Friday, January 22, 2016

Very Short Interview No.1

For this assignment I interviewed entrepreneur and business owner Michele Meyers. Meyers started a nail salon, several art galleries, and is now the owner of soap company. 


What Does it Mean to be an Entrepreneur?

For me, being an entrepreneur represents a freedom for me to take my creativity, vision, determination and tenacity and turn it into a business that can support me at the same time feed my inner desires to achieve more.   It also allows me to set my course in my direction and not that of others.  I believe that being a business owner doesn’t necessarily make one an entrepreneur.  It has been my experience that to be an entrepreneur one probably has an insatiable appetite for "what ifs."  My mind reels constantly with what if I did this or that or was here or there.  As an entrepreneur you take risks that many aren’t willing to take and you have to be able to look outside the box and find where your ideas fit.  It requires many sleepless nights wondering if the funds will be there to meet the demands as well as hoping others see in your business what you see.   I have always known that I wasn’t meant for mainstream even though I tried it for many years.  Given the unknowns, the worries, the ups and downs, the long hours, having to be jack of all trades and everything else that comes with building my own business, I could never trade it for a 9 to 5.  For me, that would mean settling and I don’t think an entrepreneurial spirit ever “settles.”

What do you think I should learn in an Entrepreneurship Course?

I believe you should pay special attention to how to set goals for you and your company and then applying those goals.  You should learn that numbers matter.  Know your numbers!!  You should also learn Location, Location, and Location.  It doesn’t matter if your business is a brick and mortar depending on foot traffic or you work from an internet site.  You must know that your business is in the right location for success and what locations dictate success for your type of business.  You also need to learn that you can’t be everything to your business.  You should always surround yourself with people smarter and more experienced than you.  Otherwise, you can’t grow outside of your own strengths as well as weaknesses.  Most importantly, I believe you should be made to read Think and Grow Rich by Napoleon Hill.  The secrets to success are all within that book if one applies it and I hope your professor introduces it to you.   All of these things are tools for your tool chest in owning and operating a business.  Entrepreneurship, I believe can’t truly be taught.  Entrepreneurship is a passion…you just have to learn how to apply the business skills to make the passion a reality.

What do you wish you had been taught in school before setting out on your own path as an entrepreneur?

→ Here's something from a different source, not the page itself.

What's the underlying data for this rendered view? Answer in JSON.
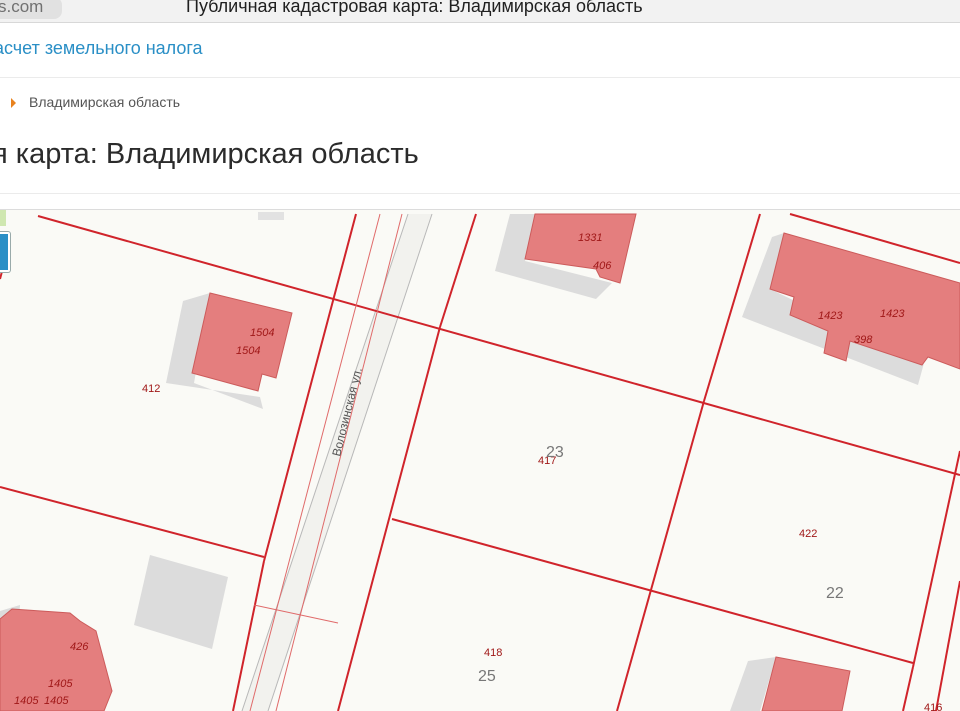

I have a BA in Business Administration and what I found was that I had enough book knowledge to dip my toe in the pool of business ownership but I had little or no practical application knowledge.  What often sounded good in book theory didn’t apply to my business.  I wish I would have been taught more practical application and less theory.  Coming out of college I wasn’t prepared for the demands being self-employed would have on me.  I believe I needed a much stronger understanding of the numbers and how they apply.  Being able to prepare a pretty balance sheet does one no good if they don’t know how it truly applies to their business. I also wish I had learned more about commercial real estate so that maybe I wouldn’t have made some very costly mistakes when negotiating commercial leases.   Another obstacle I wasn’t prepared for was how to grow a business once it had a strong foundation.  All but one of the businesses I started is still in existence and thriving.  I birthed them and then passed them on to others to grow.  I admit I did this partly because the challenge and thrill was gone but also because I didn’t have the tools in my tool chest to take the business to the next level.   Above everything else I would have liked to have been introduced to applications contained in “Think and Grow Rich” by Napoleon Hill.  The techniques contained in this book, had I learned and applied them early on, would have probably lead me down different paths.  Maybe I would have set the world on fire or then again maybe I would have struck the match and let others build the fire.  Either way, it would have been my choice and not because I wasn’t prepared for my own success. 

What surprised me about this assignment was how passionate Mrs.Meyers was in her responses. Throughout the interview, Meyers shows deep passion when talking about entrepreneurship. This made me step back and really think about how entrepreneurs have to be fully invested in themselves and in what they are doing. Just like Michele Meyers said, "Entrepreneurship is a passion". Another thing that surprised me was the emphasis Meyers put on surrounding yourself with people who have more knowledge and experience than you. Some entrepreneurs go at success alone and that is often not the recipe for success.